Und auch wieder in der Verbindung zu den „Dämonen“, wo Kirilloff sagte:


Der Mensch ist unglücklich, weil er nicht weiß, dass er glücklich ist. Nur deshalb. Das ist alles, alles! Wer das erkennt, der wird gleich glücklich sein. sofort, im selben Augenblick.



… schreit hier Myschkin:



… und ist es denn überhaupt möglich unglücklich zu sein? Oh, was bedeutet mein Kummer, was hat mein Leid auf sich, wenn ich imstande bin, glücklich zu sein?




Und er gibt auch Hinweise:


 


Wissen Sie, ich verstehe nicht, wie man an einem Baum vorübergehen kann und nicht beglückt sein, dass man ihn sieht? Wie mit einem Menschen sprechen und nicht glücklich sein, dass man ihn liebt! (…) Wie viele Dinge begegnen einem auf Schritt und Tritt, die so schön sind, dass selbst ein Mensch, der sich schon ganz verloren hat, sie als schön empfindet? Sehen Sie ein Kind an, schauen Sie Gottes Morgenrot, betrachten Sie einen Grashalm, wie er wächst, schauen Sie in die Augen, die Sie ansehen und Sie lieben…




Es scheint ganz so, dass der Anfall, der den geistigen Klarblick hervorruft, die völlige Ekstase, das Alles-Sehen zuvor immer den Aufschrei weckt, ein Bedürfnis im Fürsten, sich mitzuteilen, aufzurufen, auf das Unrecht zu deuten. Die Menschen um ihn herum haben es dann natürlich einfach, weil sie sich auf seine Krankheit berufen können, die doch scheinbar so seinen Geist verwirrt. Sie erschrecken und ringen die Hände, statt die Worte Myschkins in sich dringen zu lassen und zu verarbeiten. Und gerade das macht dieses Scheitern Myschkins so traurig und sinnlos, so dass es kein Wunder ist, dass weiterhin die Fehler begangen werden, vor denen der Fürst gewarnt hat (natürlich besonders in Bezug auf die trotzige Aglaja, die später den Anti-Myschkin heiratet und sich zur Fanatikerin entwickelt), und dass dieser nach dem letzten schrecklichen Erlebnis wieder völlig in seinen vorherigen Zustand zurückkehrt.

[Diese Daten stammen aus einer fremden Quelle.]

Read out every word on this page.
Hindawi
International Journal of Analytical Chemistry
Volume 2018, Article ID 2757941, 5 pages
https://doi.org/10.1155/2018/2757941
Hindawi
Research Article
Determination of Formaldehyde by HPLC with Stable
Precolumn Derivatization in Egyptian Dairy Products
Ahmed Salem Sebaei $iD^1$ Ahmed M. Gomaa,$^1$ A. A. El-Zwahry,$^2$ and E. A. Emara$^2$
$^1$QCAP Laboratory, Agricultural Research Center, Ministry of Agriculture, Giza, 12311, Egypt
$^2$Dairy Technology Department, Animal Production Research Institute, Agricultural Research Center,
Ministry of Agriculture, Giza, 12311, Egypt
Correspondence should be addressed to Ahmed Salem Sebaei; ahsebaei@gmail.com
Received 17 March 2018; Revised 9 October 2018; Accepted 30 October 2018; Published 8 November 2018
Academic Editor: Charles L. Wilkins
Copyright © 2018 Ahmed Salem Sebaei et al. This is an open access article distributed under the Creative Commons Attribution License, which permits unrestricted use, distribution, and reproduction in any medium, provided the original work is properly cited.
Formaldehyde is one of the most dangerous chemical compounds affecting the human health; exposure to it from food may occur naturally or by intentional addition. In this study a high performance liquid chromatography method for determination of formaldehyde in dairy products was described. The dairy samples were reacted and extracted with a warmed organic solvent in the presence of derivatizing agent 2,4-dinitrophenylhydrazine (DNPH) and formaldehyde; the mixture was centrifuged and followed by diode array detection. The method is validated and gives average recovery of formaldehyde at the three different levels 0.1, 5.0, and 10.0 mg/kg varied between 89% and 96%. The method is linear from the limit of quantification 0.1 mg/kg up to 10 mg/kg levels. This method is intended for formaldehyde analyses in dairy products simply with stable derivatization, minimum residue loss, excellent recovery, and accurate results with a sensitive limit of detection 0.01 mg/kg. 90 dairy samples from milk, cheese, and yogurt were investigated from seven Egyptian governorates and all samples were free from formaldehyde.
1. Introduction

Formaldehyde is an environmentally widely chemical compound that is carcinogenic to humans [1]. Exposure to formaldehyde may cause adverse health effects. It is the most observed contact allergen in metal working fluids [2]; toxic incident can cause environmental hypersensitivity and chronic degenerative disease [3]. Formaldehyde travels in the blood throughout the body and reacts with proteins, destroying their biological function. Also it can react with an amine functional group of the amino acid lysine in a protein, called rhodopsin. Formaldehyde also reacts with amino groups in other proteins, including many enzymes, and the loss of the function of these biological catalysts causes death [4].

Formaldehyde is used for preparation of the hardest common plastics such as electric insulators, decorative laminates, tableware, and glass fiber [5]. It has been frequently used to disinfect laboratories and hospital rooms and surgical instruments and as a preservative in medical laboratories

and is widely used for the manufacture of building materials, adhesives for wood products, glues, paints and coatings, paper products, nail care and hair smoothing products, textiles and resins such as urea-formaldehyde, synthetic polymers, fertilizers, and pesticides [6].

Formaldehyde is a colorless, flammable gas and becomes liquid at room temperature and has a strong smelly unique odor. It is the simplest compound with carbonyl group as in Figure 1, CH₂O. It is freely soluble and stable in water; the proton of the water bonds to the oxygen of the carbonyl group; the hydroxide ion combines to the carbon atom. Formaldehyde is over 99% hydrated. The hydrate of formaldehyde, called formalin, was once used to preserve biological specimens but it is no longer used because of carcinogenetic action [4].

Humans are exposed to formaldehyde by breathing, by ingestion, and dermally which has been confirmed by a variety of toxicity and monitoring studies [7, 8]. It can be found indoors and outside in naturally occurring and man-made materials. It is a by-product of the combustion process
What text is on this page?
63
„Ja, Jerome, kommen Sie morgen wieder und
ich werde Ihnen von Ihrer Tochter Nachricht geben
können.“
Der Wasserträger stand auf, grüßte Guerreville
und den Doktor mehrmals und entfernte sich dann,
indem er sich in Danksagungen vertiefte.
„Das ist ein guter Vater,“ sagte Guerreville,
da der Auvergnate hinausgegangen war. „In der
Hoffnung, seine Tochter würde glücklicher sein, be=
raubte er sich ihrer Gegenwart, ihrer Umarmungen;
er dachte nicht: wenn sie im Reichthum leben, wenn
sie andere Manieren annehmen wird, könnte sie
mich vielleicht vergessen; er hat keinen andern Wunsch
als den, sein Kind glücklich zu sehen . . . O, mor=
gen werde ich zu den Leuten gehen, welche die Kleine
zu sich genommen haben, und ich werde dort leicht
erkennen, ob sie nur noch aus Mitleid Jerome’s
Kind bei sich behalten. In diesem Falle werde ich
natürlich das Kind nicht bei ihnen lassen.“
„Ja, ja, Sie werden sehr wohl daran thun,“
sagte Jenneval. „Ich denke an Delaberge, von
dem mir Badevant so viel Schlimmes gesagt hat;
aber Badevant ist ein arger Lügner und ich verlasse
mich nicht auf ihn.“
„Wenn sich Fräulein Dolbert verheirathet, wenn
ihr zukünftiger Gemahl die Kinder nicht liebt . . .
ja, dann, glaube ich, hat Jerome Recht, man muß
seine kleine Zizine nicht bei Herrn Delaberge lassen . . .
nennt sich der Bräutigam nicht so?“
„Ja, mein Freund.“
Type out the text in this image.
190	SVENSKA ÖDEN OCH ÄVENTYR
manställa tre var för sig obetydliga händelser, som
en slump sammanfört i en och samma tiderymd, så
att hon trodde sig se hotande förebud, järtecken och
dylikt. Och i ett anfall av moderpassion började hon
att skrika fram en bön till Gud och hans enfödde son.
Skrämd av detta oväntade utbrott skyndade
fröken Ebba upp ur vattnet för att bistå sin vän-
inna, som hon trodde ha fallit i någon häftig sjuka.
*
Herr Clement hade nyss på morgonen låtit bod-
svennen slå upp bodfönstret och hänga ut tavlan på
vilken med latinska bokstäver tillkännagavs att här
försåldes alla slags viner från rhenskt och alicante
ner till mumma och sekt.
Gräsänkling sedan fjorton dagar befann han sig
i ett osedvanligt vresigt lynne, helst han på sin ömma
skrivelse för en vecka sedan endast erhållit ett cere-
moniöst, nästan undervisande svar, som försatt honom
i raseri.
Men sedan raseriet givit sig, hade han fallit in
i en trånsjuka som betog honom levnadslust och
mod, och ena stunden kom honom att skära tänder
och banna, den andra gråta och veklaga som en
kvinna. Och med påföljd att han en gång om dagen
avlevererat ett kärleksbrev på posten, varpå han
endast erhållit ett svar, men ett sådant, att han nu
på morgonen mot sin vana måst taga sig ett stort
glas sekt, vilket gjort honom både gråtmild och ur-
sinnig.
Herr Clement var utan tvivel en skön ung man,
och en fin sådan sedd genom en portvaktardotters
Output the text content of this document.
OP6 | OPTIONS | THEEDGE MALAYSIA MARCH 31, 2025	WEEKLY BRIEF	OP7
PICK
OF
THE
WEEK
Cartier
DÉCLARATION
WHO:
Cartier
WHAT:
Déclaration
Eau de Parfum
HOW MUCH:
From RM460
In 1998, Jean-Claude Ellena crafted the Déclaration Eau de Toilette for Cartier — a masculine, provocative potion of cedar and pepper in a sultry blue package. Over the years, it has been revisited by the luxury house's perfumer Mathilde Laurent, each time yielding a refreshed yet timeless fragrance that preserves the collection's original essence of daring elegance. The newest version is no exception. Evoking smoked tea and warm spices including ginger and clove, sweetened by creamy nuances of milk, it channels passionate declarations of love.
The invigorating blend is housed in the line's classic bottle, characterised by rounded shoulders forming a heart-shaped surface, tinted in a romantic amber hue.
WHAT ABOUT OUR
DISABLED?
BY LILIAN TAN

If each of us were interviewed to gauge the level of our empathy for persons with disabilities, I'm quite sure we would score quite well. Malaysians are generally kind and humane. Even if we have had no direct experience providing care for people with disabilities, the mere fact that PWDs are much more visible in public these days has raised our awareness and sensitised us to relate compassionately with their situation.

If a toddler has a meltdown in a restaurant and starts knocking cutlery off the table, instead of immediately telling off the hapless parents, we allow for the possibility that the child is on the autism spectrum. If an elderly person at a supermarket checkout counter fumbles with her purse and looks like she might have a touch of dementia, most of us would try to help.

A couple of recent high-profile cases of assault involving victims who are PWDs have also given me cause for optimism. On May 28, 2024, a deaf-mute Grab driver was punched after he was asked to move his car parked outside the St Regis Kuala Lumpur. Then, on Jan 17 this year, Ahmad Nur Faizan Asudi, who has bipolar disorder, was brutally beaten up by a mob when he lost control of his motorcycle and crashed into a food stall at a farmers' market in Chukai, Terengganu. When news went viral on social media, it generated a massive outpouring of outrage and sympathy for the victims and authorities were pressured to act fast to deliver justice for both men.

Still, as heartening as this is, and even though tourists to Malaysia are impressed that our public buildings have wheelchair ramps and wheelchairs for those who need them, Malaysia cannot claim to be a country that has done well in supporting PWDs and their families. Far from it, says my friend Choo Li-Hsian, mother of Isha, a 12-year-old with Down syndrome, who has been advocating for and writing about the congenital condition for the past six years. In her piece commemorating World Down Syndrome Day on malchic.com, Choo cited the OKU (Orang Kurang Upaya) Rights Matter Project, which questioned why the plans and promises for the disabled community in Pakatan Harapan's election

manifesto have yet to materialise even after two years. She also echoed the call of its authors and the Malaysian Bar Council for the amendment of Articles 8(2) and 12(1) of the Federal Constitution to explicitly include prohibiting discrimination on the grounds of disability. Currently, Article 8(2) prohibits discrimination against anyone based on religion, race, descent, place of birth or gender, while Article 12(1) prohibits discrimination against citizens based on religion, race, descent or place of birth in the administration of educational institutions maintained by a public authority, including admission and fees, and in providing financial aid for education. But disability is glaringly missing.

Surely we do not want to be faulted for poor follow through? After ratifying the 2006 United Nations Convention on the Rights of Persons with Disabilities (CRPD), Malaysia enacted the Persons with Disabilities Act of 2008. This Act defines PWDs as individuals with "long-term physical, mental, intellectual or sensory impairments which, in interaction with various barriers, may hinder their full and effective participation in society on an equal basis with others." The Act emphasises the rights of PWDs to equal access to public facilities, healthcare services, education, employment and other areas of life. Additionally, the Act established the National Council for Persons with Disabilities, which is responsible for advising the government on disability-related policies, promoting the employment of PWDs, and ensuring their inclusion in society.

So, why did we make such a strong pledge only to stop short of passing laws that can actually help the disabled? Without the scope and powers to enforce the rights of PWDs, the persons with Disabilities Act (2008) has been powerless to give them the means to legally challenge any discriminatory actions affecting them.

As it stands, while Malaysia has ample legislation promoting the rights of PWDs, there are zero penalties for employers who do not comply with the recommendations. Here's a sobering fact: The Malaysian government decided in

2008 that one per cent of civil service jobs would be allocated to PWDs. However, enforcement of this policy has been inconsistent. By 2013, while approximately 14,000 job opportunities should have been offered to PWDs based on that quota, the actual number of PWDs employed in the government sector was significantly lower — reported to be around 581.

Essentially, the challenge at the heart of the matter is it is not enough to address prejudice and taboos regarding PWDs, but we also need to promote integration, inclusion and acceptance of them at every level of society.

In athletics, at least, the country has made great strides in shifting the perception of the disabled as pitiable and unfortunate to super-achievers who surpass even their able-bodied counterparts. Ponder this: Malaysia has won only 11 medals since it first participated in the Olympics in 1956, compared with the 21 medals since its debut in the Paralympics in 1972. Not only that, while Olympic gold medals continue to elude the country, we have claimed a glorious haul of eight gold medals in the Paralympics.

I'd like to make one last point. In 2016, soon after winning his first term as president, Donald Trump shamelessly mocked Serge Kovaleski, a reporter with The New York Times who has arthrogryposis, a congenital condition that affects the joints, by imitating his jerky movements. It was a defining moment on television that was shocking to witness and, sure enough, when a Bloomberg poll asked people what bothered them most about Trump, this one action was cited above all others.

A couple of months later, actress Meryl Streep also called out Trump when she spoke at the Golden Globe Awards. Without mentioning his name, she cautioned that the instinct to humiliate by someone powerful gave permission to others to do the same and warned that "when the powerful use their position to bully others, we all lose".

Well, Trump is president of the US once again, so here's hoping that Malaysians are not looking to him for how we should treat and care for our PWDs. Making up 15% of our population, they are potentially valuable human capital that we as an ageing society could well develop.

Dieses Buch hat mich in seiner Spannung und diesem so wundervoll geschaffenen Wesen so mitgerissen, dass ich es äußerst ungern aus der Hand lege. Besonders das letzte Buch verlangt dem Leser eine so gierige Konzentration ab, dass man immer hastiger durch die Geschehnisse blättert, von einer schrecklichen Vorahnung, Anspannung erfüllt, um endlich "erlöst" zu werden, und bleibt dann schließlich auch völlig aufgewühlt zurück. Das Kapitel "Schluss" berichtet noch die letzten fast schon trockenen Nachwirkungen, doch sie ändern nicht, dass der Geist abschweift und immer wieder zu dem vorherigen Kapitelschluss zurückkehren möchte. Endlich begreift man richtig, wie einfach es ist, Mitgefühl für alle Gestalten dieses Buches zu empfinden.


Arme Nastassia, armer Rogoshin, armer, wunderschöner Fürst Myschkin.





(c) Annelie Jagenholz

(Alle Zitate sind der Gesamtausgabe von Zweitausendeins entnommen.)